De onderzoekers bieden het eindrapport aan de burgemeester aan.

Deze agendeert het ter toelichting en/of kennisname van het door hem/haar naar aanleiding daarvan genomen besluit over de melding, onder oplegging van geheimhouding als bedoeld in artikel 25, tweede lid, van de Gemeentewet, voor een besloten vergadering van het presidium.

Na deze presidiumvergadering geeft de burgemeester, onder oplegging van geheimhouding als bedoeld in artikel 25, tweede lid, van de Gemeentewet, het eindrapport ter inzage aan de raadsleden. Deze inzage geschiedt onder vier ogen bij de griffier.

De burgemeester geeft het eindrapport in kopie ter beschikking aan degene (raadslid of raadscommissielid of wethouder) op wie de onderzochte integriteitmelding betrekking heeft.

Conform een daartoe genomen presidiumbesluit neemt het presidium in de voorlopige agenda van de eerstvolgende raadsvergadering een agendapunt op om het eindrapport + het besluit van de burgemeester over de melding te bespreken. Deze bespreking kan naar behoefte, conform de procedure bedoeld in artikel 23 van de Gemeentewet, achter gesloten deuren worden gehouden.

De griffier maakt, op basis van het door het presidium genomen agenderingsbesluit, een raadsvoorstel waarin op hoofdlijnen het na de melding doorlopen proces wordt weergegeven + waarin de gemeenteraad wordt voorgesteld (op grond van artikel 25, derde lid, van de Gemeentewet) een besluit te nemen over het al dan niet bekrachtigen van de door de burgemeester op het eindrapport aan de gemeenteraad opgelegde geheimhouding + mocht de raad tot niet-bekrachtiging van de geheimhouding besluiten, dat de raad in dat geval tevens (op grond van artikel 25, vierde lid, van de Gemeentewet) besluit om de geheimhouding ook op te heffen ten aanzien van de presidiumleden.

Nazorg door burgemeester

De burgemeester plant na deze raadsvergadering een evaluatiegesprek in met het raadslid, het raadscommissielid of de wethouder, waarnaar onderzoek is verricht.

§ 7. Inwerkingtreding protocol.
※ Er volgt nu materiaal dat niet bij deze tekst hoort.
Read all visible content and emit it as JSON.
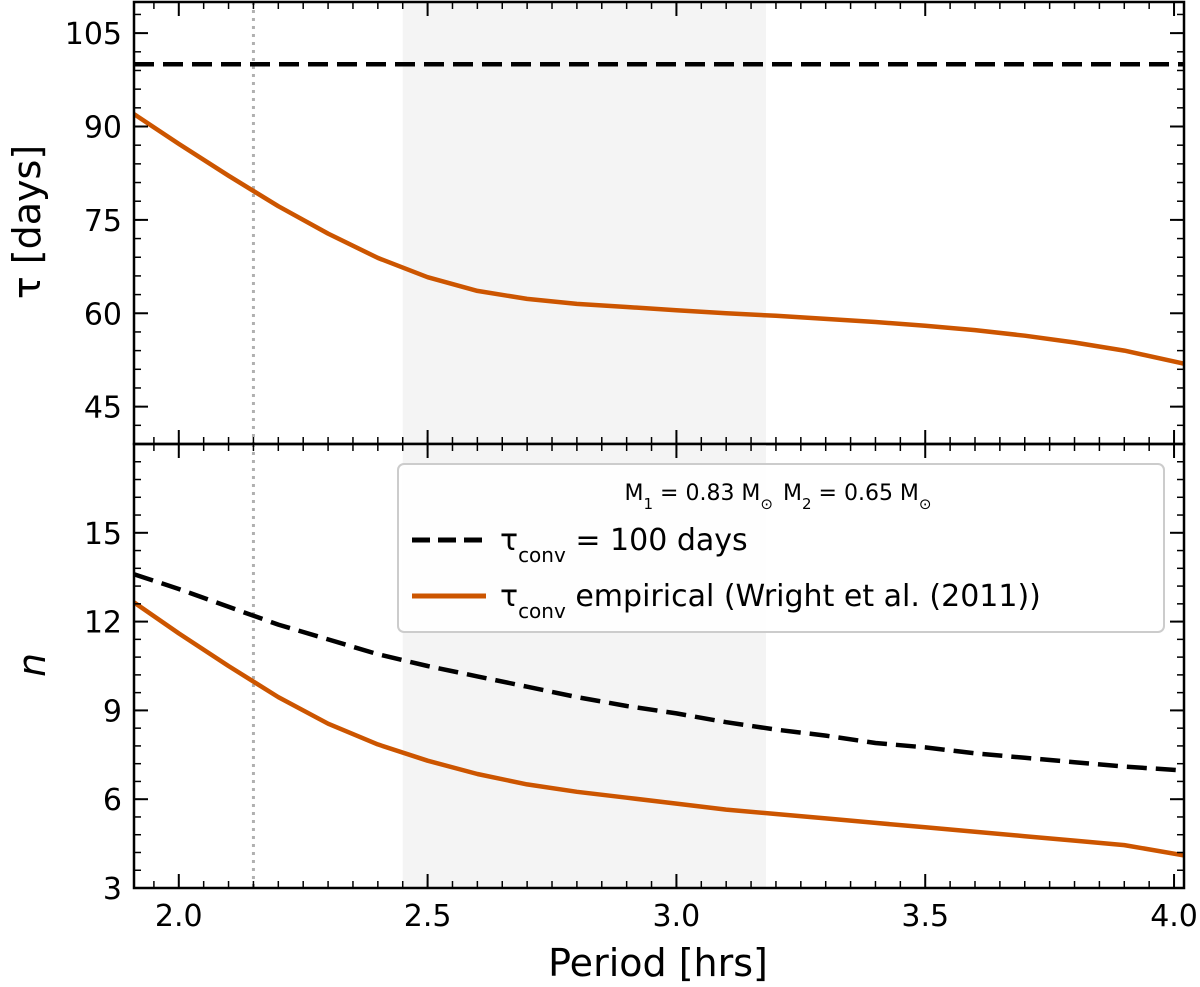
{
  "chart_data": [
    {
      "type": "line",
      "panel": "top",
      "ylabel": "τ [days]",
      "xlim": [
        1.91,
        4.02
      ],
      "ylim": [
        39,
        110
      ],
      "yticks_major": [
        45,
        60,
        75,
        90,
        105
      ],
      "yticks_minor_step": 3,
      "shaded_x_range": [
        2.45,
        3.18
      ],
      "vertical_line_x": 2.15,
      "series": [
        {
          "legend_ref": "tau_const",
          "color": "#000000",
          "dashed": true,
          "x": [
            1.91,
            4.02
          ],
          "y": [
            100,
            100
          ]
        },
        {
          "legend_ref": "tau_emp",
          "color": "#cc5500",
          "dashed": false,
          "x": [
            1.91,
            2.0,
            2.1,
            2.2,
            2.3,
            2.4,
            2.5,
            2.6,
            2.7,
            2.8,
            2.9,
            3.0,
            3.1,
            3.2,
            3.3,
            3.4,
            3.5,
            3.6,
            3.7,
            3.8,
            3.9,
            4.02
          ],
          "y": [
            92.0,
            87.2,
            82.1,
            77.2,
            72.8,
            68.9,
            65.8,
            63.6,
            62.3,
            61.5,
            61.0,
            60.5,
            60.0,
            59.6,
            59.1,
            58.6,
            58.0,
            57.3,
            56.4,
            55.3,
            54.0,
            51.9
          ]
        }
      ]
    },
    {
      "type": "line",
      "panel": "bottom",
      "xlabel": "Period [hrs]",
      "ylabel": "n",
      "xlim": [
        1.91,
        4.02
      ],
      "ylim": [
        3,
        18
      ],
      "xticks": [
        2.0,
        2.5,
        3.0,
        3.5,
        4.0
      ],
      "xtick_labels": [
        "2.0",
        "2.5",
        "3.0",
        "3.5",
        "4.0"
      ],
      "xticks_minor_step": 0.05,
      "yticks_major": [
        3,
        6,
        9,
        12,
        15
      ],
      "yticks_minor_step": 0.6,
      "shaded_x_range": [
        2.45,
        3.18
      ],
      "vertical_line_x": 2.15,
      "series": [
        {
          "legend_ref": "tau_const",
          "color": "#000000",
          "dashed": true,
          "x": [
            1.91,
            2.0,
            2.1,
            2.2,
            2.3,
            2.4,
            2.5,
            2.6,
            2.7,
            2.8,
            2.9,
            3.0,
            3.1,
            3.2,
            3.3,
            3.4,
            3.5,
            3.6,
            3.7,
            3.8,
            3.9,
            4.02
          ],
          "y": [
            13.6,
            13.1,
            12.5,
            11.9,
            11.4,
            10.9,
            10.5,
            10.15,
            9.8,
            9.45,
            9.15,
            8.9,
            8.6,
            8.35,
            8.15,
            7.9,
            7.75,
            7.55,
            7.4,
            7.25,
            7.1,
            6.97
          ]
        },
        {
          "legend_ref": "tau_emp",
          "color": "#cc5500",
          "dashed": false,
          "x": [
            1.91,
            2.0,
            2.1,
            2.2,
            2.3,
            2.4,
            2.5,
            2.6,
            2.7,
            2.8,
            2.9,
            3.0,
            3.1,
            3.2,
            3.3,
            3.4,
            3.5,
            3.6,
            3.7,
            3.8,
            3.9,
            4.02
          ],
          "y": [
            12.65,
            11.6,
            10.5,
            9.45,
            8.55,
            7.85,
            7.3,
            6.85,
            6.5,
            6.25,
            6.05,
            5.85,
            5.65,
            5.5,
            5.35,
            5.2,
            5.05,
            4.9,
            4.75,
            4.6,
            4.45,
            4.1
          ]
        }
      ]
    }
  ],
  "legend": {
    "title_m1": "M",
    "title_m1_sub": "1",
    "title_m1_val": " = 0.83 M",
    "title_m2": "M",
    "title_m2_sub": "2",
    "title_m2_val": " = 0.65 M",
    "sun_symbol": "⊙",
    "entries": [
      {
        "key": "tau_const",
        "symbol": "τ",
        "sub": "conv",
        "text": " = 100 days",
        "color": "#000000",
        "dashed": true
      },
      {
        "key": "tau_emp",
        "symbol": "τ",
        "sub": "conv",
        "text": " empirical (Wright et al. (2011))",
        "color": "#cc5500",
        "dashed": false
      }
    ]
  },
  "colors": {
    "shade": "#f4f4f4",
    "vline": "#b0b0b0",
    "emp": "#cc5500"
  }
}
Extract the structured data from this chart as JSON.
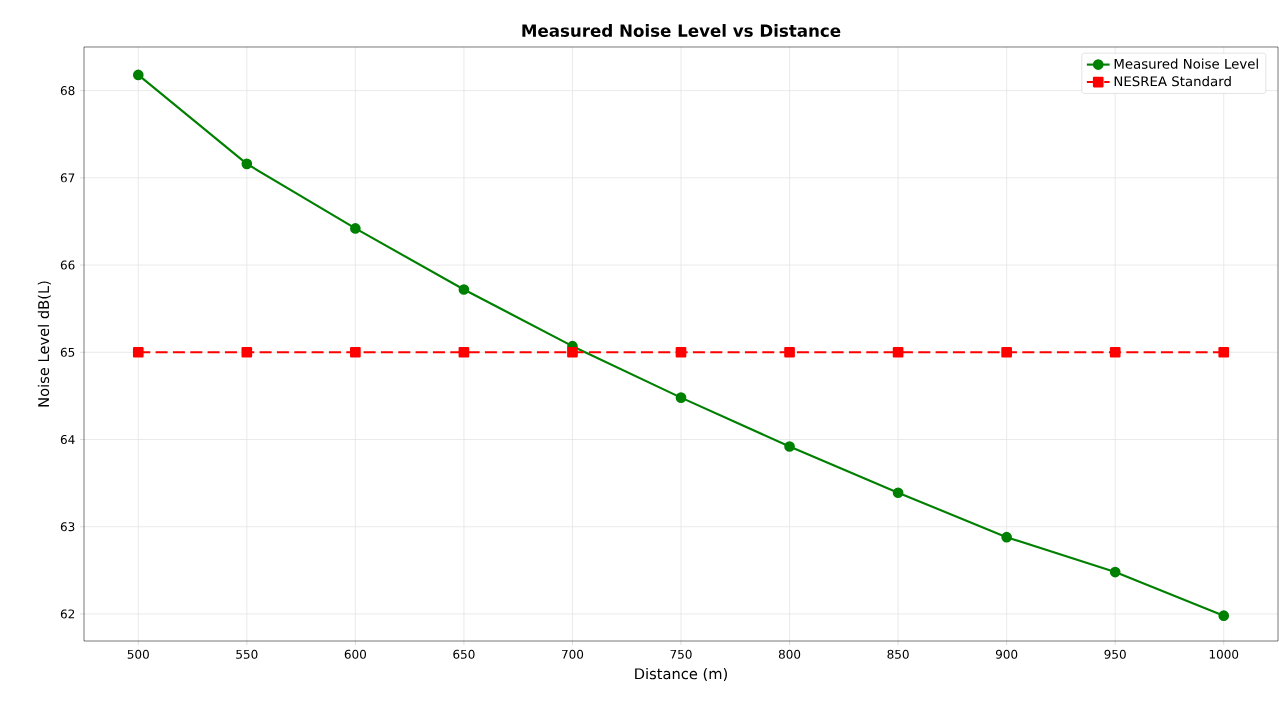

Citeertitel protocol

Inwerkingtreding protocol.

Dit protocol treedt in werking op de dag na de bekendmaking in het Gemeenteblad.

Citeertitel

Dit protocol wordt aangehaald als ‘Protocol (mogelijke) integriteitschendingen door raadsleden, raadscommissieleden of wethouders gemeente Leudal 2018’.

Vervallen vorig protocol

Het in de raadsvergadering van 13 oktober 2015 vastgestelde ‘Protocol (mogelijke) integriteitschendingen door raadsleden, raadscommissieleden of wethouders gemeente Leudal 2015’ vervalt op het moment van inwerkingtreding van het ‘Protocol (mogelijke) integriteitschendingen door raadsleden, raadscommissieleden of wethouders gemeente Leudal 2018’.

Artikel II

Dat dit besluit in werking treedt daags na publicatie in het Gemeenteblad.

Ondertekening

Aldus besloten in de openbare raadsvergadering van de gemeente Leudal van 13 maart 2018.
DE RAAD VAN DE GEMEENTE LEUDAL,
De griffier, De voorzitter,
Drs. W.A.L.M. Cornelissen. A.H.M. Verhoeven MPM.